Helos ahí, agazapados en todos los rincones del pensamiento. Siempre al acecho, sopesan el valor y la dirección de las ideas. Sus pasos, más que pisar, levitan sobre la alfombra dorada de la virtud. No permiten disentimientos acerca de las cualidades del patriotismo, la bandera, el derecho a nacer (no al derecho de vivir dignamente), el modelo familiar, patriarcal y omnímodo; la obediencia, el sentimiento religioso (aunque España sea en teoría un Estado aconfesional) y el cumplimiento indeclinable de las leyes. Son los sabios del cucurucho, vigías de la moral, instalados en la atalaya parlamentaria desde donde, conscientes de su impunidad, vislumbran el futuro (el suyo) y custodian celosamente nuestros derechos en la cámara oscura del miedo, mientras avientan las obligaciones de los limpios de corazón.

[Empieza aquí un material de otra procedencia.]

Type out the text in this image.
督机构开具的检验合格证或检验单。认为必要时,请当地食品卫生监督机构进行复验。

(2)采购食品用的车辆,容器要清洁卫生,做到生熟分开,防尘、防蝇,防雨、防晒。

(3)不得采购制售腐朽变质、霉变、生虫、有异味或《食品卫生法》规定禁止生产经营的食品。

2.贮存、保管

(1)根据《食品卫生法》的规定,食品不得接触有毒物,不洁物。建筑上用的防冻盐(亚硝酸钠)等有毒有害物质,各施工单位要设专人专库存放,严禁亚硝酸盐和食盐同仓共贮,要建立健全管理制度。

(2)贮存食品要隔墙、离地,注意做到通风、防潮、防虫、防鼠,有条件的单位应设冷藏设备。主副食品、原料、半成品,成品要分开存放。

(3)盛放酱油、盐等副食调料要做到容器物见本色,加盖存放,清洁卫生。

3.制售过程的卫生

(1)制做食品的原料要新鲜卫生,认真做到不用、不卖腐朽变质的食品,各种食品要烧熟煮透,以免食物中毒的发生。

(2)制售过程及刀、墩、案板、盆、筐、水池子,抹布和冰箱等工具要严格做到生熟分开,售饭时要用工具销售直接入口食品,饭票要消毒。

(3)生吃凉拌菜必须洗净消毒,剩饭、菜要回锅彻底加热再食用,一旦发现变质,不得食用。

Para ello, naturalmente, precisan de ciertas connivencias, unas espirituales y otras materiales, poseedoras del inmenso poder usurpado al pueblo llano, el de a pie.
Acostumbrado a no señalar a nadie con el dedo –porque se dice que eso está feo-, omito identidades de gran relieve que, después de haber estado sacrificándose por nosotros, han sido premiados por los santos gurús de las finanzas con altos cargos, de los que algunos de dichos beneficiarios se aburren. ¡Pobres sabios del cucurucho! Unos, los más numerosos, con decir sí o no ya están cumplidos; los demás, eminencias del intelecto y el corazón, legislan y decretan para recortar nuestras libertades y economía doméstica, no sea cosa que el demonio, celoso del progreso de los pobres, nos tiente con pecaminosas orientaciones. Y hacen bien, claro que sí, porque nos merecemos unos cuantos azotes en el trasero, tanto por nuestra indolencia como por la falta de dignidad que nos asola.
Ya digo, los sabios del cucurucho están ahí, lejos de nosotros pero con nosotros, ovejas descarriadas de Dios.